While Canada ranks fifth in the number of service-robotics companies per capita, for example, Canadian companies “are by and large kind of frustrated because they have to sell internationally in order to grow,” she said.

“Every time they do that, they’re widening the productivity gap here in Canada” — essentially exporting the sector’s productivity gains, Siegel said.

Avidbots is a Kitchener, Ont.-based company that makes floor-cleaning robots for commercial purposes, relying on sensors like the ones used in autonomous vehicles and a range of AI approaches. While their machines are designed and assembled in Canada, that’s not where most of their market is.

“If you look at the entire history of the company, we probably have deployed 15 per cent in Canada,” said Pablo Molina, the company’s co-founder and chief technology officer.

There’s a number of reasons for the lag in Canadian adoption, he said, including a simple lack of familiarity with robotics.

“Due to lack of training, they just don’t understand. They don’t see the ROI (return on investment), the value,” Molina said. “They think it’s OK to continue doing it the old way.”

Urtasun points to the regulatory framework in Canada as stifling adoption.

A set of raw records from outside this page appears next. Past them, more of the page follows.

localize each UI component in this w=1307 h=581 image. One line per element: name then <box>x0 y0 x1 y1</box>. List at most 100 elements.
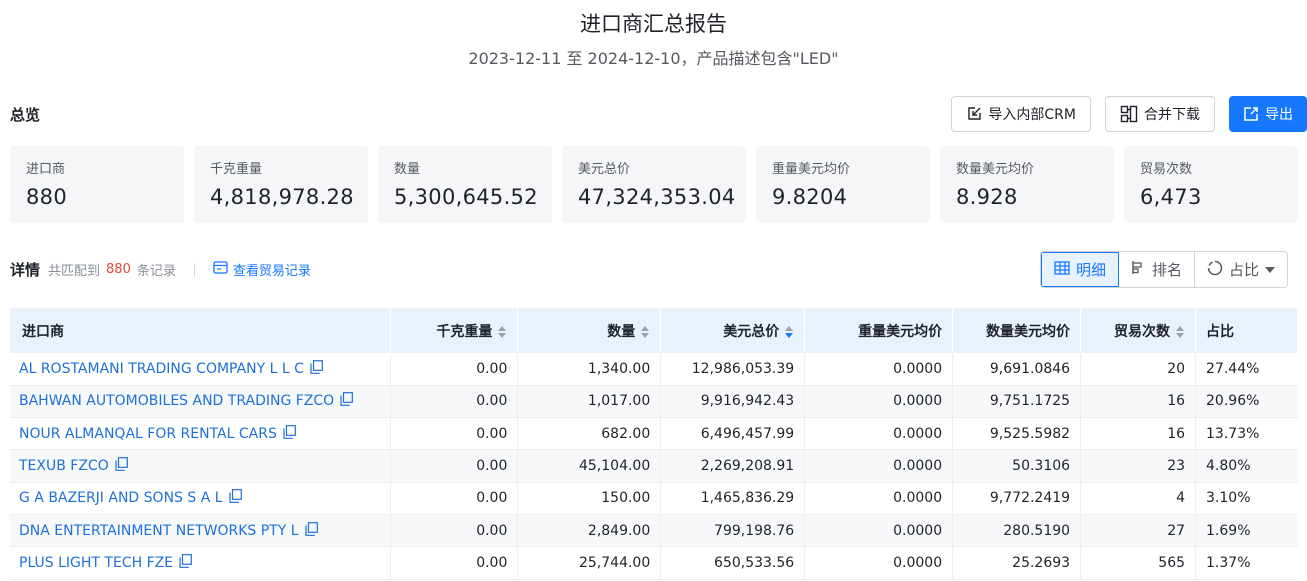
table-row: PLUS LIGHT TECH FZE 0.00 25,744.00 650,533.… <box>10 546 1298 580</box>
stat-value: 4,818,978.28 <box>210 185 354 209</box>
importer-name-link[interactable]: NOUR ALMANQAL FOR RENTAL CARS <box>10 417 392 451</box>
merge-icon <box>1120 105 1138 123</box>
qty-avg-cell: 9,772.2419 <box>952 482 1082 515</box>
qty-avg-cell: 9,525.5982 <box>952 417 1082 451</box>
quantity-cell: 150.00 <box>517 482 662 515</box>
sort-icon <box>1176 325 1185 338</box>
records-icon <box>213 261 228 278</box>
sort-desc-icon <box>785 325 794 338</box>
trade-count-cell: 20 <box>1080 353 1197 386</box>
weight-cell: 0.00 <box>390 482 519 515</box>
tab-detail-label: 明细 <box>1076 261 1107 279</box>
stats-row: 进口商 880 千克重量 4,818,978.28 数量 5,300,645.5… <box>10 146 1298 223</box>
importer-name-link[interactable]: PLUS LIGHT TECH FZE <box>10 546 392 580</box>
export-button[interactable]: 导出 <box>1229 96 1307 132</box>
stat-card-total-usd: 美元总价 47,324,353.04 <box>562 146 746 223</box>
quantity-cell: 1,340.00 <box>517 353 662 386</box>
view-trade-records-link[interactable]: 查看贸易记录 <box>213 260 311 279</box>
table-row: G A BAZERJI AND SONS S A L 0.00 150.00 1,46… <box>10 482 1298 515</box>
copy-icon[interactable] <box>228 489 242 507</box>
stat-label: 千克重量 <box>210 162 263 177</box>
matched-suffix: 条记录 <box>136 264 176 279</box>
sort-icon <box>641 325 650 338</box>
col-header-weight[interactable]: 千克重量 <box>390 308 519 353</box>
weight-avg-cell: 0.0000 <box>804 353 954 386</box>
weight-avg-cell: 0.0000 <box>804 449 954 483</box>
importer-name-link[interactable]: AL ROSTAMANI TRADING COMPANY L L C <box>10 353 392 386</box>
quantity-cell: 45,104.00 <box>517 449 662 483</box>
qty-avg-cell: 25.2693 <box>952 546 1082 580</box>
total-usd-cell: 12,986,053.39 <box>660 353 806 386</box>
weight-cell: 0.00 <box>390 353 519 386</box>
total-usd-cell: 2,269,208.91 <box>660 449 806 483</box>
weight-cell: 0.00 <box>390 417 519 451</box>
weight-avg-cell: 0.0000 <box>804 482 954 515</box>
share-cell: 4.80% <box>1195 449 1298 483</box>
stat-card-quantity: 数量 5,300,645.52 <box>378 146 552 223</box>
share-cell: 13.73% <box>1195 417 1298 451</box>
share-cell: 20.96% <box>1195 385 1298 419</box>
trade-count-cell: 16 <box>1080 385 1197 419</box>
table-row: TEXUB FZCO 0.00 45,104.00 2,269,208.91 0.000… <box>10 449 1298 483</box>
quantity-cell: 2,849.00 <box>517 514 662 548</box>
table-icon <box>1054 260 1070 279</box>
quantity-cell: 1,017.00 <box>517 385 662 419</box>
importer-name-link[interactable]: BAHWAN AUTOMOBILES AND TRADING FZCO <box>10 385 392 419</box>
col-header-weight-avg: 重量美元均价 <box>804 308 954 353</box>
col-header-total-usd[interactable]: 美元总价 <box>660 308 806 353</box>
caret-down-icon <box>1265 266 1276 273</box>
weight-avg-cell: 0.0000 <box>804 417 954 451</box>
import-crm-label: 导入内部CRM <box>988 107 1076 123</box>
trade-count-cell: 27 <box>1080 514 1197 548</box>
weight-cell: 0.00 <box>390 449 519 483</box>
stat-label: 重量美元均价 <box>772 162 851 177</box>
stat-label: 数量 <box>394 162 421 177</box>
detail-label: 详情 <box>10 261 41 279</box>
col-header-trade-count[interactable]: 贸易次数 <box>1080 308 1197 353</box>
copy-icon[interactable] <box>115 457 128 475</box>
view-trade-records-label: 查看贸易记录 <box>232 264 311 279</box>
share-cell: 1.69% <box>1195 514 1298 548</box>
stat-card-weight: 千克重量 4,818,978.28 <box>194 146 368 223</box>
view-switcher: 明细 排名 占比 <box>1040 251 1289 288</box>
table-header-row: 进口商 千克重量 数量 美元总价 重量美元均价 数量美元均价 贸易次数 占比 <box>10 308 1298 353</box>
tab-ranking[interactable]: 排名 <box>1119 252 1196 287</box>
export-label: 导出 <box>1265 107 1293 123</box>
matched-count: 880 <box>106 262 131 277</box>
copy-icon[interactable] <box>310 359 323 378</box>
tab-share[interactable]: 占比 <box>1195 252 1288 287</box>
table-row: NOUR ALMANQAL FOR RENTAL CARS 0.00 682.00 6… <box>10 417 1298 451</box>
weight-cell: 0.00 <box>390 514 519 548</box>
table-row: DNA ENTERTAINMENT NETWORKS PTY L 0.00 2,84… <box>10 514 1298 548</box>
total-usd-cell: 6,496,457.99 <box>660 417 806 451</box>
tab-ranking-label: 排名 <box>1152 261 1183 279</box>
merge-download-button[interactable]: 合并下载 <box>1105 96 1215 132</box>
importer-name-link[interactable]: DNA ENTERTAINMENT NETWORKS PTY L <box>10 514 392 548</box>
importer-name-link[interactable]: TEXUB FZCO <box>10 449 392 483</box>
importer-table: 进口商 千克重量 数量 美元总价 重量美元均价 数量美元均价 贸易次数 占比 A… <box>10 308 1298 580</box>
table-row: BAHWAN AUTOMOBILES AND TRADING FZCO 0.00 1… <box>10 385 1298 419</box>
trade-count-cell: 23 <box>1080 449 1197 483</box>
col-header-qty-avg: 数量美元均价 <box>952 308 1082 353</box>
col-header-quantity[interactable]: 数量 <box>517 308 662 353</box>
col-header-share: 占比 <box>1195 308 1298 353</box>
qty-avg-cell: 50.3106 <box>952 449 1082 483</box>
total-usd-cell: 1,465,836.29 <box>660 482 806 515</box>
copy-icon[interactable] <box>340 392 354 410</box>
stat-label: 数量美元均价 <box>956 162 1035 177</box>
copy-icon[interactable] <box>179 554 192 572</box>
tab-detail[interactable]: 明细 <box>1041 252 1120 287</box>
stat-value: 5,300,645.52 <box>394 185 538 209</box>
weight-avg-cell: 0.0000 <box>804 546 954 580</box>
stat-card-trade-count: 贸易次数 6,473 <box>1124 146 1298 223</box>
importer-name-link[interactable]: G A BAZERJI AND SONS S A L <box>10 482 392 515</box>
weight-avg-cell: 0.0000 <box>804 385 954 419</box>
copy-icon[interactable] <box>283 424 296 443</box>
trade-count-cell: 16 <box>1080 417 1197 451</box>
weight-avg-cell: 0.0000 <box>804 514 954 548</box>
tab-share-label: 占比 <box>1229 261 1260 279</box>
matched-prefix: 共匹配到 <box>48 264 101 279</box>
qty-avg-cell: 9,751.1725 <box>952 385 1082 419</box>
import-crm-button[interactable]: 导入内部CRM <box>951 96 1091 132</box>
copy-icon[interactable] <box>304 521 318 540</box>
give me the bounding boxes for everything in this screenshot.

“The U.S. has been traditionally very open to the technology deployment, right? And really enabling innovation in a responsible manner,” she said, noting that Waabi’s trucks are driving on public roads in Texas, but not in Canada due to regulatory restrictions. 

“Innovation has to be deployed much faster than what we see in Canada.” 

This is “a key moment where Canada has to be all-in” in terms of better deploying robotics technology, Urtasun said, “obviously in a responsible manner.” 

Industry representatives, like the Canadian Robotics Council, say Canada would greatly benefit from a national robotics strategy. 

While we do have a new AI strategy under development, council CEO Siegel said that “if we keep over-emphasizing just the software piece, we’re not really going to get the transformational aspects of what these technologies promise us.”

China, South Korea, Germany and Japan all have standalone national strategies in place, which include specific measures around things like training, incentives and funding.

When asked about Canada’s future plans, Innovation, Science and Economic Development said in a statement to CBC News that the Canadian government is “not pursuing a standalone national robotics strategy” at this time. 

But it noted the “ongoing” work on Canada’s broader AI strategy will examine a wide range of issues “related to the development, commercialization and adoption of AI technologies, including applications related to physical AI systems and automation,” adding that it is expected “to address issues such as talent, adoption and public trust in AI systems.”